I can’t criticize others without first acknowledging my own guilt. My high school branch of National Honor Society could have been named “Volunteer or your resume won’t look good enough to get into college”. I volunteered, and here I am, but the resume-building didn’t stop there.

Last summer, I was offered an internship position at an esteemed company. The only caveats were that I’d have to program computer graphics in a language nobody uses, and I’d have to turn down a position at a summer camp that I was excited about.

At the time, the decision was obvious: I worked for Westinghouse Electric, the largest technical employer in the United States.

Nobody would care if I worked at a summer camp for two years in a row, but if I had a manager that could say I was a respectable worker, I’d be worth something. I valued my resume and recommendations over my own interests, passions, and desires. This is fundamentally wrong. This flawed reasoning, and the realization that I never wanted to repeat it, is the most valuable bit of knowledge I’ve taken from my experience as an intern.
Searching for jobs this summer, I took an entirely different approach. I first pointed myself in a direction that excited me, then picked a subset that I thought had worth to society: the sustainable agriculture movement.

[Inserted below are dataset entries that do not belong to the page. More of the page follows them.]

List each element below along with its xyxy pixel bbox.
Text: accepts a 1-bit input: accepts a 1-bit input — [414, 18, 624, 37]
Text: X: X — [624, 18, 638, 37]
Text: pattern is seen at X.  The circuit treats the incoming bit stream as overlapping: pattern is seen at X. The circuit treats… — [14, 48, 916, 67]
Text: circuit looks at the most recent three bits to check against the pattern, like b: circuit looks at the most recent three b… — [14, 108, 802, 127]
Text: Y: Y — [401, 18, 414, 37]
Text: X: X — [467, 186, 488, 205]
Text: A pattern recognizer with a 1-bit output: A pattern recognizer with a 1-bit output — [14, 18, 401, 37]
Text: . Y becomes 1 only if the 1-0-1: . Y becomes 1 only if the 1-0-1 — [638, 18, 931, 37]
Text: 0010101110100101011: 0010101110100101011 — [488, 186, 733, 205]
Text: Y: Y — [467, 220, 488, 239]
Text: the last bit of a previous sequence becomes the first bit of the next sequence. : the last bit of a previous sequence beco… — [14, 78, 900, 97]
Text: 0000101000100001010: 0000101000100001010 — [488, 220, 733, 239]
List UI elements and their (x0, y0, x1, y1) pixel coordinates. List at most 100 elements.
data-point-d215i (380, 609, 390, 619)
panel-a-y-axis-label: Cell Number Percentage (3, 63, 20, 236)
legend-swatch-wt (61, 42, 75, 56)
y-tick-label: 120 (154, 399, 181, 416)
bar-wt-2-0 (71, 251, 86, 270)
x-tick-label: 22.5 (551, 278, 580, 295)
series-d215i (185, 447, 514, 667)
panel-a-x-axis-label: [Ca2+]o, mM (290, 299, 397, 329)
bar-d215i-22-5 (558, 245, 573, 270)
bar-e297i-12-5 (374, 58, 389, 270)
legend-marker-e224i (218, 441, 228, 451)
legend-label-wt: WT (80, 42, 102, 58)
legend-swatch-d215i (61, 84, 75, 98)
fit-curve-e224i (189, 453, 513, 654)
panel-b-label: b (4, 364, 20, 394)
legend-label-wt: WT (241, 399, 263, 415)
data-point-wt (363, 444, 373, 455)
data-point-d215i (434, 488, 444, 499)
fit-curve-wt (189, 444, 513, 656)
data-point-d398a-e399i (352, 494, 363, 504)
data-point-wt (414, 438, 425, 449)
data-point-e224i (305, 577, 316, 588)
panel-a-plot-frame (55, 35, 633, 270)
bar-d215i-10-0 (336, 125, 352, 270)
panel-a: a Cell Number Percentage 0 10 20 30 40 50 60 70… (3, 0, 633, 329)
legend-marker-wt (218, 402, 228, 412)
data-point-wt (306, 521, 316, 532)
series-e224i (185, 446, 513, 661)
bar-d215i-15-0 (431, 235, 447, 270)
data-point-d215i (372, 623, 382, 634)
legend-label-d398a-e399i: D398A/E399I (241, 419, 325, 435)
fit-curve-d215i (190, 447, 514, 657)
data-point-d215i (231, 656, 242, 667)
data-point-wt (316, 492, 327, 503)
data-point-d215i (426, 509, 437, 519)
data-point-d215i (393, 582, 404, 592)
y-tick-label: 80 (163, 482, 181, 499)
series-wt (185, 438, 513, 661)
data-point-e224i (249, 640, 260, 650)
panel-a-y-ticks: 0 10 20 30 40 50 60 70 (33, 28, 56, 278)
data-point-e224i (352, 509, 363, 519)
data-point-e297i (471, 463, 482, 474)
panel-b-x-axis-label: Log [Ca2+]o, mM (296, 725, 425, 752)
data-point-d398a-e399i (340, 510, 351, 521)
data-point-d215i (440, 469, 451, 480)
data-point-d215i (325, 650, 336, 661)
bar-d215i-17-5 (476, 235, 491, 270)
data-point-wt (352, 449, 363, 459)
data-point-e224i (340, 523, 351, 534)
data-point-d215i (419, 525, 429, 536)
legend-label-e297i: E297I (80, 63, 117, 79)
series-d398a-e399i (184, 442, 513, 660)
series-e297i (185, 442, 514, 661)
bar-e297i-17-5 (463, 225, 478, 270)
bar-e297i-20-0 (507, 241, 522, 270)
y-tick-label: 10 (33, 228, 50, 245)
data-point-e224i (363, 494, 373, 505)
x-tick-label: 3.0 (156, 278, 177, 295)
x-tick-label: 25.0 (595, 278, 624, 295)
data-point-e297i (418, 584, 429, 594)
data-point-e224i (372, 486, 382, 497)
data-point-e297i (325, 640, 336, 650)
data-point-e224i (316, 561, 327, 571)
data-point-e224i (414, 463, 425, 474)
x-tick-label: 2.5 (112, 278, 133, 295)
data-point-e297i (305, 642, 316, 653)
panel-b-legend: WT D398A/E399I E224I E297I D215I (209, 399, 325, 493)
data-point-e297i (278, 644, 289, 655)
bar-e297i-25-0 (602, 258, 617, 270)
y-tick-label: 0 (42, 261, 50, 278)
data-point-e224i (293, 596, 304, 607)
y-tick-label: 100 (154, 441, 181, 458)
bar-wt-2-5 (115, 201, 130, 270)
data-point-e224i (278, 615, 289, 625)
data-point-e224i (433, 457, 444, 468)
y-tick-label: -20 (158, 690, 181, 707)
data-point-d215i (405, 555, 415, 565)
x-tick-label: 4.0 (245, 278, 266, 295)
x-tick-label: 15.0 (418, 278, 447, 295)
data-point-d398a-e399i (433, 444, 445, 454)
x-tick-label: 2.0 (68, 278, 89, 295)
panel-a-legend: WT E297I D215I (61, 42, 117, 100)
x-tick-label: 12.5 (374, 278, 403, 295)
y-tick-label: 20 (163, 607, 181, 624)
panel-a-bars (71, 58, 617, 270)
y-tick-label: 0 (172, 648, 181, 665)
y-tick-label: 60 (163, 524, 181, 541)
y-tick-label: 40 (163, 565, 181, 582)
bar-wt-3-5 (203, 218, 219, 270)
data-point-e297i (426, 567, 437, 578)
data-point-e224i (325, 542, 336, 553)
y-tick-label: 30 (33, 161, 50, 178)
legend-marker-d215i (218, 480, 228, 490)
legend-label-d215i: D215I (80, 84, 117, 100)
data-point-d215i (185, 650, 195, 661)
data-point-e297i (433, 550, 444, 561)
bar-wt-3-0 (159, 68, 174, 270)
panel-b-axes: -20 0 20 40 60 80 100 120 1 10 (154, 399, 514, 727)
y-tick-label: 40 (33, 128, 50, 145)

Next came the hard part, finding a job. Internships are most often sought through supply side economics, which play out as follows in students’ heads. “It’s time to find a job. Let me see what is available and apply to the most interesting options. I’ll accept the offer that excites me most.” At times, interests align and happy employees result. Alternatively, applicants will take an undesired position “because it is a job”, setting the stage for minimal satisfaction.

Finding work on a farm was fundamentally different. Because no farms came to me actively seeking help, and because there were no social expectations in this field of work, I had the freedom to find my ideal position.
It was far simpler to let someone come to me offering employment. However, working harder to find a job that excited me has been well worth the effort.

I will be working as a farmer in the mountains of Colorado this summer. I couldn’t be more thrilled, and I’d love to tell you about it.

And what’s more, I’d love to tell future employers of how my experiences give me insight that sets me apart from all other applicants.

Aligning my work with my passions seems to be the ultimate resume-builder for employment down the road after all. And even if I’m wrong, even if it doesn’t land me a dream job later on, I will have spent three months passionately working towards admirable goals in an exciting field.